M. BERT KOENDERS, Ministre des affaires étrangères des Pays-Bas, a salué les nombreux progrès réalisés depuis la fin de la guerre froide, faisant observer que, par comparaison avec les années 1980, les stocks des arsenaux nucléaires ont été réduits de 80%. Ce succès peut être en partie porté au crédit de la Conférence, a-t-il souligné. Néanmoins, au regard des critères fixés par la première résolution de l'Assemblée générale en 1946, nous nous en sortons encore misérablement. Pour être juste, il convient de reconnaître que la situation géopolitique actuelle n'est pas propice au désarmement, a fait observer le Ministre néerlandais des affaires étrangères, soulignant que la Conférence n'opère pas dans le vide. Pour autant, les difficultés actuelles sur la scène internationale ne sont pas une raison pour abandonner le désarmement nucléaire, a-t-il affirmé. Plus que jamais dans les périodes troubles, il convient de maintenir ouverts les canaux de communication et aller de l'avant avec les négociations sur le désarmement, a-t-il souligné. Pour cela, il convient de disposer d'une Conférence du désarmement qui fonctionne bien. C'est pourquoi l'impasse actuelle à la Conférence est un sujet de grande préoccupation pour les Pays-Bas. Cette impasse est inacceptable et les Pays-Bas continueront d'œuvrer à la revitalisation de cette instance en se concentrant sur les domaines où il est possible de progresser: le programme de travail sur les quatre questions essentielles; l'élargissement de la composition de la Conférence; les méthodes de travail; et la participation de la société civile.
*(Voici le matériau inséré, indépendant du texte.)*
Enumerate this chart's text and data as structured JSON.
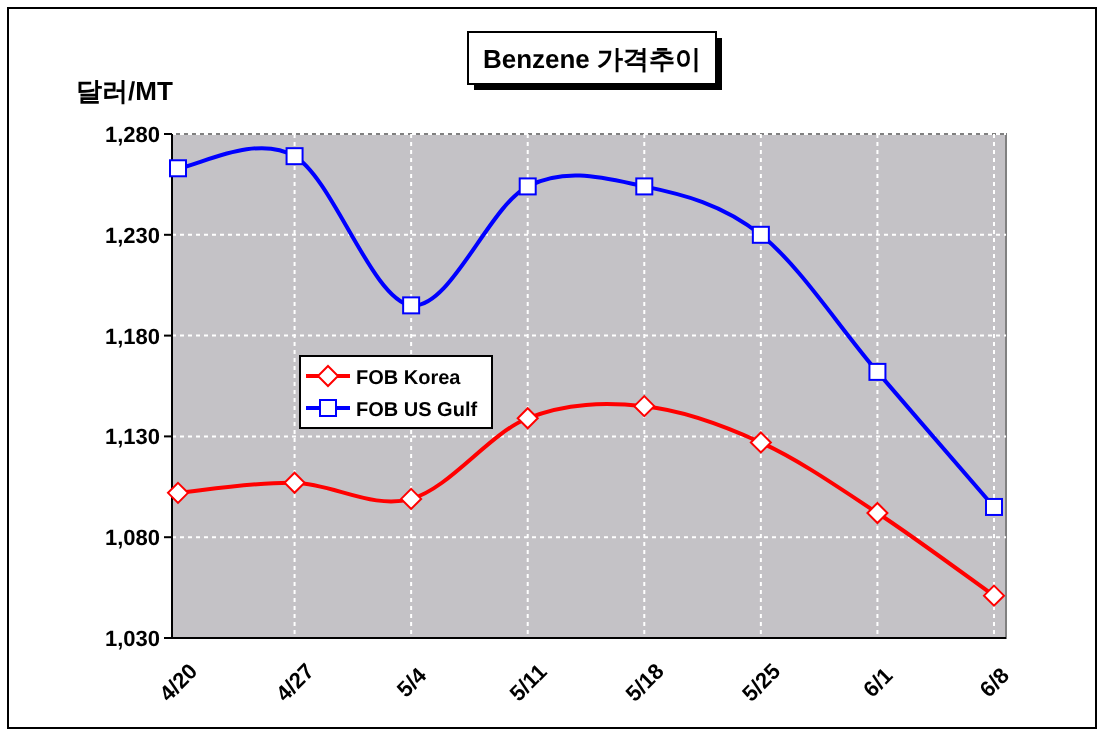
{
  "chart_data": {
    "type": "line",
    "title": "Benzene 가격추이",
    "ylabel": "달러/MT",
    "categories": [
      "4/20",
      "4/27",
      "5/4",
      "5/11",
      "5/18",
      "5/25",
      "6/1",
      "6/8"
    ],
    "series": [
      {
        "name": "FOB Korea",
        "color": "#ff0000",
        "marker": "diamond",
        "values": [
          1102,
          1107,
          1099,
          1139,
          1145,
          1127,
          1092,
          1051
        ]
      },
      {
        "name": "FOB US Gulf",
        "color": "#0000ff",
        "marker": "square",
        "values": [
          1263,
          1269,
          1195,
          1254,
          1254,
          1230,
          1162,
          1095
        ]
      }
    ],
    "ylim": [
      1030,
      1280
    ],
    "yticks": [
      {
        "value": 1030,
        "label": "1,030"
      },
      {
        "value": 1080,
        "label": "1,080"
      },
      {
        "value": 1130,
        "label": "1,130"
      },
      {
        "value": 1180,
        "label": "1,180"
      },
      {
        "value": 1230,
        "label": "1,230"
      },
      {
        "value": 1280,
        "label": "1,280"
      }
    ],
    "grid": true,
    "legend": "left"
  }
}
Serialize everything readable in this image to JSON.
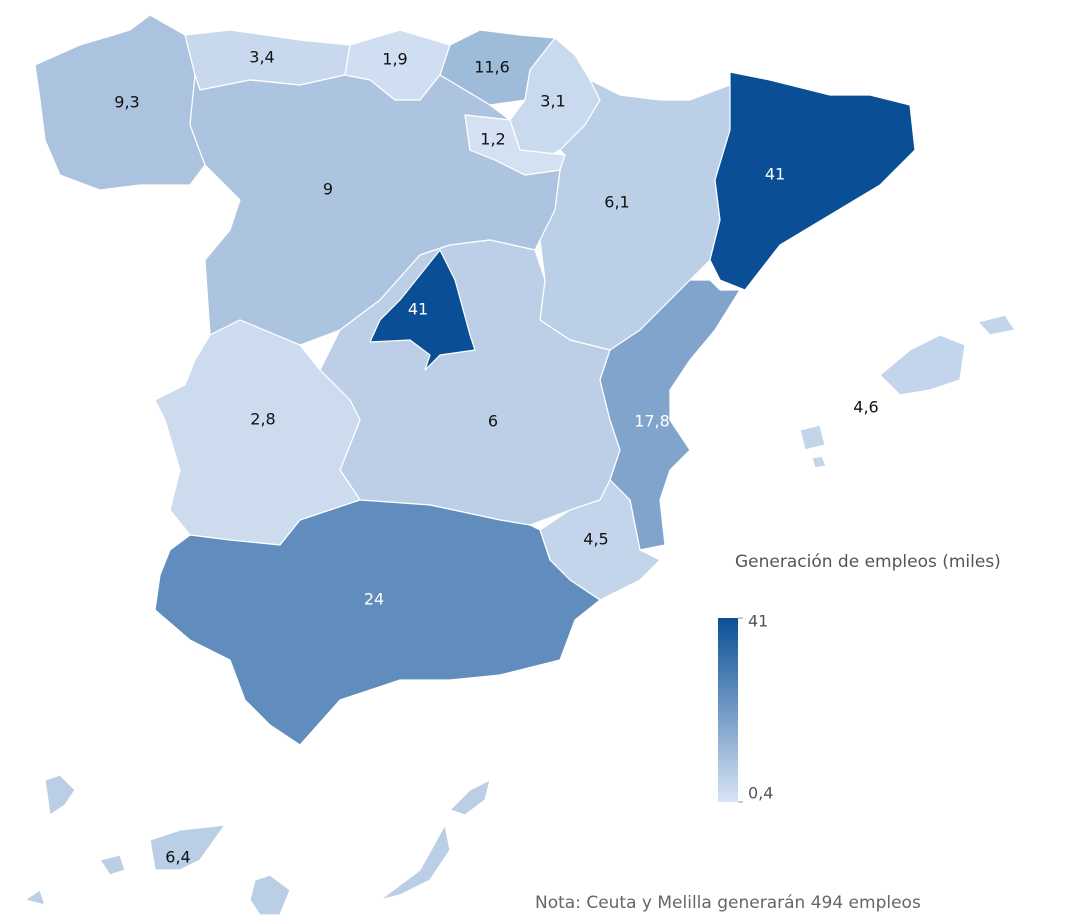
{
  "chart_data": {
    "type": "choropleth",
    "values": [
      9.3,
      3.4,
      1.9,
      11.6,
      3.1,
      1.2,
      9,
      6.1,
      41,
      41,
      2.8,
      6,
      17.8,
      4.5,
      24,
      4.6,
      6.4
    ],
    "value_labels": [
      "9,3",
      "3,4",
      "1,9",
      "11,6",
      "3,1",
      "1,2",
      "9",
      "6,1",
      "41",
      "41",
      "2,8",
      "6",
      "17,8",
      "4,5",
      "24",
      "4,6",
      "6,4"
    ],
    "legend": {
      "title": "Generación de empleos (miles)",
      "ticks": [
        {
          "value": 0.4,
          "label": "0,4"
        },
        41
      ]
    },
    "colors": [
      "#d8e4f4",
      "#0a4f96"
    ],
    "note": "Nota: Ceuta y Melilla generarán 494 empleos"
  }
}
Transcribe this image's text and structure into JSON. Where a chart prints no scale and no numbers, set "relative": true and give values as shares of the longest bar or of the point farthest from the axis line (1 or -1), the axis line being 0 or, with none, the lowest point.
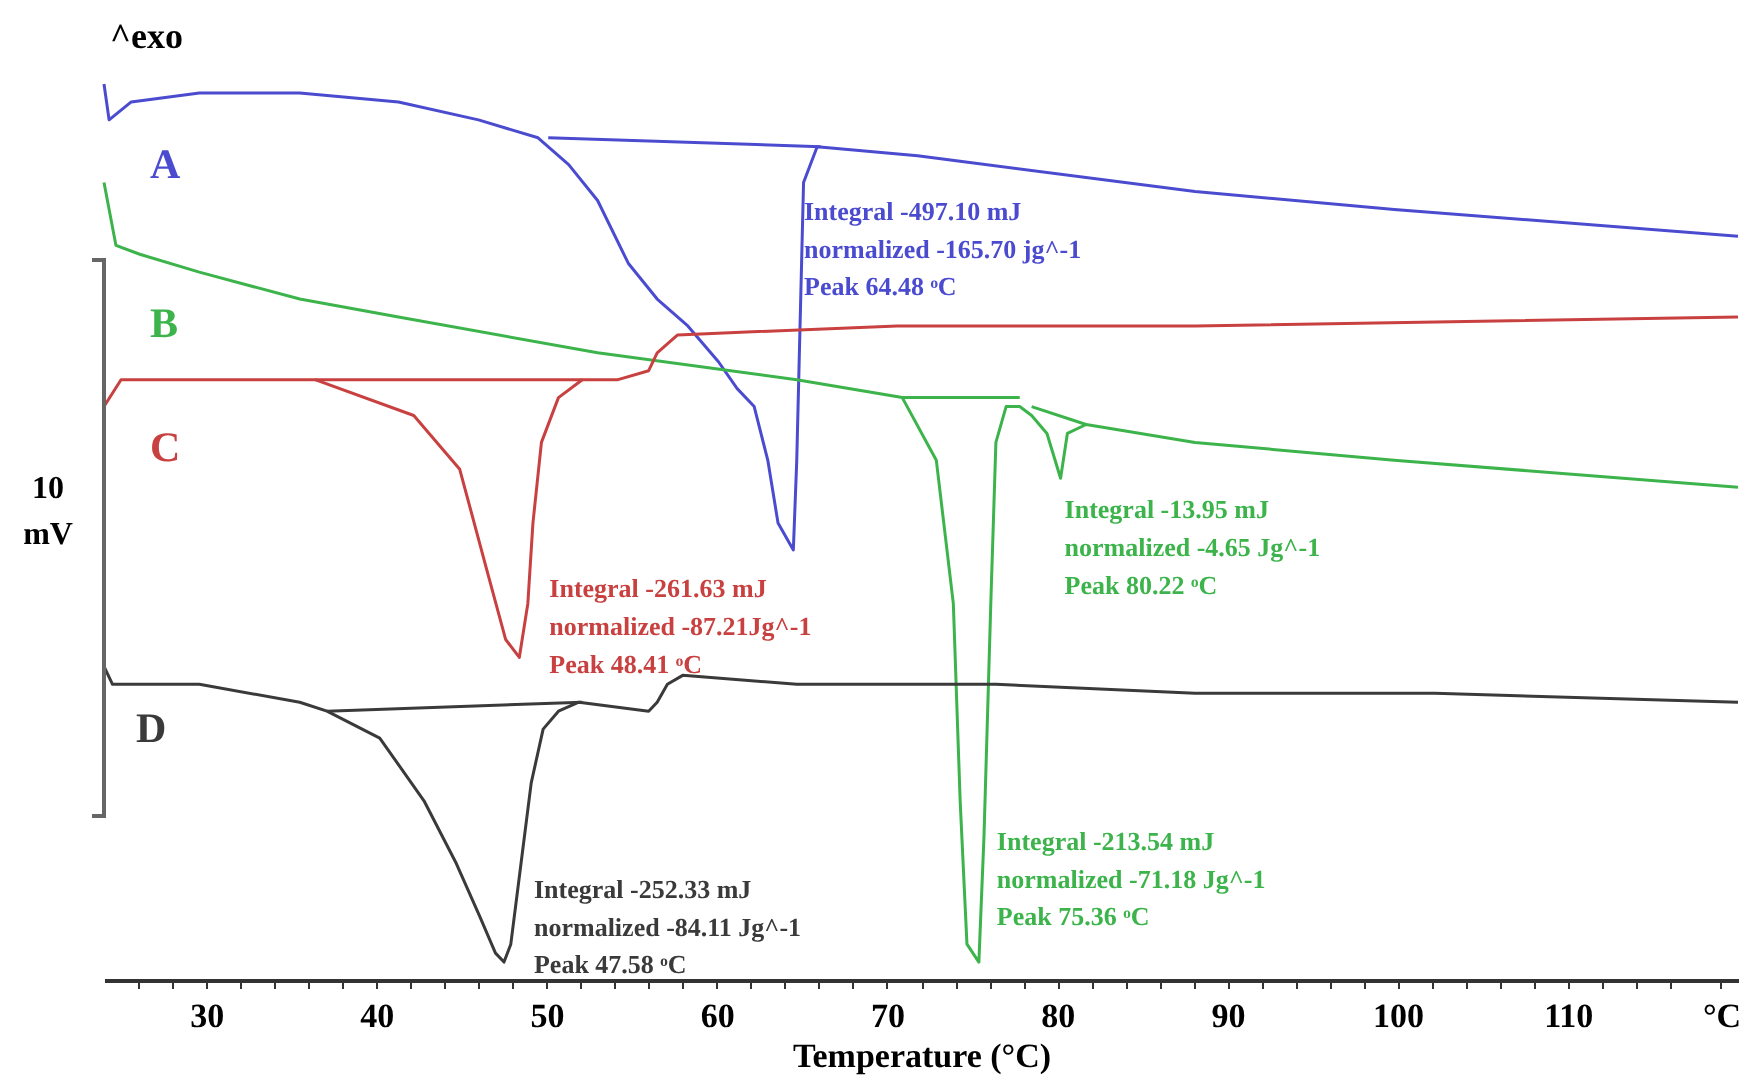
{
  "chart_data": {
    "type": "line",
    "relative": true,
    "xlabel": "Temperature (°C)",
    "xlim": [
      24,
      120
    ],
    "xticks": [
      {
        "value": 26,
        "label": null
      },
      {
        "value": 28,
        "label": null
      },
      30,
      {
        "value": 32,
        "label": null
      },
      {
        "value": 34,
        "label": null
      },
      {
        "value": 36,
        "label": null
      },
      {
        "value": 38,
        "label": null
      },
      40,
      {
        "value": 42,
        "label": null
      },
      {
        "value": 44,
        "label": null
      },
      {
        "value": 46,
        "label": null
      },
      {
        "value": 48,
        "label": null
      },
      50,
      {
        "value": 52,
        "label": null
      },
      {
        "value": 54,
        "label": null
      },
      {
        "value": 56,
        "label": null
      },
      {
        "value": 58,
        "label": null
      },
      60,
      {
        "value": 62,
        "label": null
      },
      {
        "value": 64,
        "label": null
      },
      {
        "value": 66,
        "label": null
      },
      {
        "value": 68,
        "label": null
      },
      70,
      {
        "value": 72,
        "label": null
      },
      {
        "value": 74,
        "label": null
      },
      {
        "value": 76,
        "label": null
      },
      {
        "value": 78,
        "label": null
      },
      80,
      {
        "value": 82,
        "label": null
      },
      {
        "value": 84,
        "label": null
      },
      {
        "value": 86,
        "label": null
      },
      {
        "value": 88,
        "label": null
      },
      90,
      {
        "value": 92,
        "label": null
      },
      {
        "value": 94,
        "label": null
      },
      {
        "value": 96,
        "label": null
      },
      {
        "value": 98,
        "label": null
      },
      100,
      {
        "value": 102,
        "label": null
      },
      {
        "value": 104,
        "label": null
      },
      {
        "value": 106,
        "label": null
      },
      {
        "value": 108,
        "label": null
      },
      110,
      {
        "value": 112,
        "label": null
      },
      {
        "value": 114,
        "label": null
      },
      {
        "value": 116,
        "label": null
      },
      {
        "value": 119,
        "label": "°C"
      }
    ],
    "line_style": "solid",
    "series": [
      {
        "name": "A",
        "color": "#4b4bd0",
        "x": [
          24.0,
          24.3,
          25.6,
          29.6,
          35.5,
          41.3,
          46.0,
          49.5,
          51.3,
          53.0,
          54.8,
          56.5,
          58.3,
          60.1,
          61.2,
          62.2,
          63.0,
          63.6,
          64.5,
          64.7,
          65.1,
          65.9,
          71.8,
          88.1,
          99.8,
          120.0
        ],
        "values": [
          1.0,
          0.96,
          0.98,
          0.99,
          0.99,
          0.98,
          0.96,
          0.94,
          0.91,
          0.87,
          0.8,
          0.76,
          0.73,
          0.69,
          0.66,
          0.64,
          0.58,
          0.51,
          0.48,
          0.58,
          0.89,
          0.93,
          0.92,
          0.88,
          0.86,
          0.83
        ]
      },
      {
        "name": "B",
        "color": "#3cb44b",
        "x": [
          24.0,
          24.7,
          26.1,
          29.6,
          35.5,
          41.3,
          53.0,
          64.7,
          70.9,
          72.9,
          73.9,
          74.3,
          74.7,
          75.4,
          75.7,
          76.1,
          76.4,
          77.0,
          77.8,
          78.5,
          79.4,
          80.2,
          80.6,
          81.7,
          88.1,
          99.8,
          120.0
        ],
        "values": [
          0.89,
          0.82,
          0.81,
          0.79,
          0.76,
          0.74,
          0.7,
          0.67,
          0.65,
          0.58,
          0.42,
          0.2,
          0.04,
          0.02,
          0.16,
          0.42,
          0.6,
          0.64,
          0.64,
          0.63,
          0.61,
          0.56,
          0.61,
          0.62,
          0.6,
          0.58,
          0.55
        ]
      },
      {
        "name": "C",
        "color": "#c94040",
        "x": [
          24.0,
          25.0,
          29.6,
          36.4,
          42.2,
          44.9,
          46.6,
          47.6,
          48.4,
          48.9,
          49.2,
          49.7,
          50.7,
          52.1,
          54.2,
          56.0,
          56.5,
          57.7,
          70.6,
          88.1,
          120.0
        ],
        "values": [
          0.64,
          0.67,
          0.67,
          0.67,
          0.63,
          0.57,
          0.45,
          0.38,
          0.36,
          0.42,
          0.51,
          0.6,
          0.65,
          0.67,
          0.67,
          0.68,
          0.7,
          0.72,
          0.73,
          0.73,
          0.74
        ]
      },
      {
        "name": "D",
        "color": "#3a3a3a",
        "x": [
          24.0,
          24.5,
          29.6,
          35.5,
          37.1,
          40.2,
          42.8,
          44.7,
          46.1,
          47.0,
          47.5,
          47.9,
          48.5,
          49.1,
          49.8,
          50.7,
          51.9,
          56.0,
          56.5,
          57.1,
          58.0,
          64.7,
          76.4,
          88.1,
          102.2,
          120.0
        ],
        "values": [
          0.35,
          0.33,
          0.33,
          0.31,
          0.3,
          0.27,
          0.2,
          0.13,
          0.07,
          0.03,
          0.02,
          0.04,
          0.13,
          0.22,
          0.28,
          0.3,
          0.31,
          0.3,
          0.31,
          0.33,
          0.34,
          0.33,
          0.33,
          0.32,
          0.32,
          0.31
        ]
      },
      {
        "color": "#4b4bd0",
        "x": [
          50.1,
          66.1
        ],
        "values": [
          0.94,
          0.93
        ]
      },
      {
        "color": "#3cb44b",
        "x": [
          70.9,
          77.8
        ],
        "values": [
          0.65,
          0.65
        ]
      },
      {
        "color": "#3cb44b",
        "x": [
          78.5,
          81.7
        ],
        "values": [
          0.64,
          0.62
        ]
      },
      {
        "color": "#c94040",
        "x": [
          36.4,
          52.1
        ],
        "values": [
          0.67,
          0.67
        ]
      },
      {
        "color": "#3a3a3a",
        "x": [
          37.1,
          52.1
        ],
        "values": [
          0.3,
          0.31
        ]
      }
    ],
    "annotations": [
      "^exo",
      "10\nmV",
      "Integral -497.10 mJ\nnormalized -165.70 jg^-1\nPeak 64.48 ᵒC",
      {
        "text": "Integral -261.63 mJ\nnormalized -87.21Jg^-1\nPeak 48.41 ᵒC",
        "x": 48.4,
        "y": 0.36
      },
      {
        "text": "Integral -13.95 mJ\nnormalized -4.65 Jg^-1\nPeak 80.22 ᵒC",
        "x": 80.2,
        "y": 0.56
      },
      {
        "text": "Integral -213.54 mJ\nnormalized -71.18 Jg^-1\nPeak 75.36 ᵒC",
        "x": 75.4,
        "y": 0.02
      },
      {
        "text": "Integral -252.33 mJ\nnormalized -84.11 Jg^-1\nPeak 47.58 ᵒC",
        "x": 47.5,
        "y": 0.02
      }
    ]
  }
}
Les Pays-Bas feront de leur mieux, en particulier durant leur présidence de la Conférence en juillet et août prochains. L'une des priorités essentielles des Pays-Bas dans le programme de travail est le lancement de négociations sur un traité interdisant la production de matières fissiles à des fins d'armement.

S'agissant de la Conférence d'examen du TNP qui s'ouvrira dans deux mois à New York, le Ministre néerlandais des affaires étrangères a affirmé qu'une Conférence couronnée de succès signifie une Conférence traitant des trois piliers du TNP: le désarmement, la non-prolifération et l'utilisation pacifique (de l'énergie nucléaire). Il convient de prendre acte de la frustration de la communauté du TNP face à la lenteur du désarmement, a poursuivi M. Koenders. Il existe un fossé croissant entre les ambitions et aspirations de nombreuses parties et les perspectives de progrès, a-t-il souligné, faisant observer que les Conférences d'Oslo, Nayarit et Vienne (sur l'impact humanitaires des armes nucléaires), auxquelles les Pays-Bas ont participé, ont reflété ces ambitions et aspirations. S'il convient certes de prendre en compte les considérations de sécurité et de stabilité, que certains négligent, ces facteurs ne doivent pas devenir une excuse pour l'inaction, a estimé le Ministre néerlandais. Tous les États, qu'ils soient parties au TNP ou se trouvent en dehors de ce Traité, peuvent prendre des mesures, comme promouvoir l'entrée en vigueur du traité d'interdiction complète des essais nucléaires, le lancement de négociations sur un traité d'interdiction de la production future de matières fissiles, ou encore la réduction du rôle des armes nucléaires dans les doctrines militaires et de sécurité. Les Pays-Bas visent le renforcement du régime du TNP et soutiennent la pleine application de ce Traité.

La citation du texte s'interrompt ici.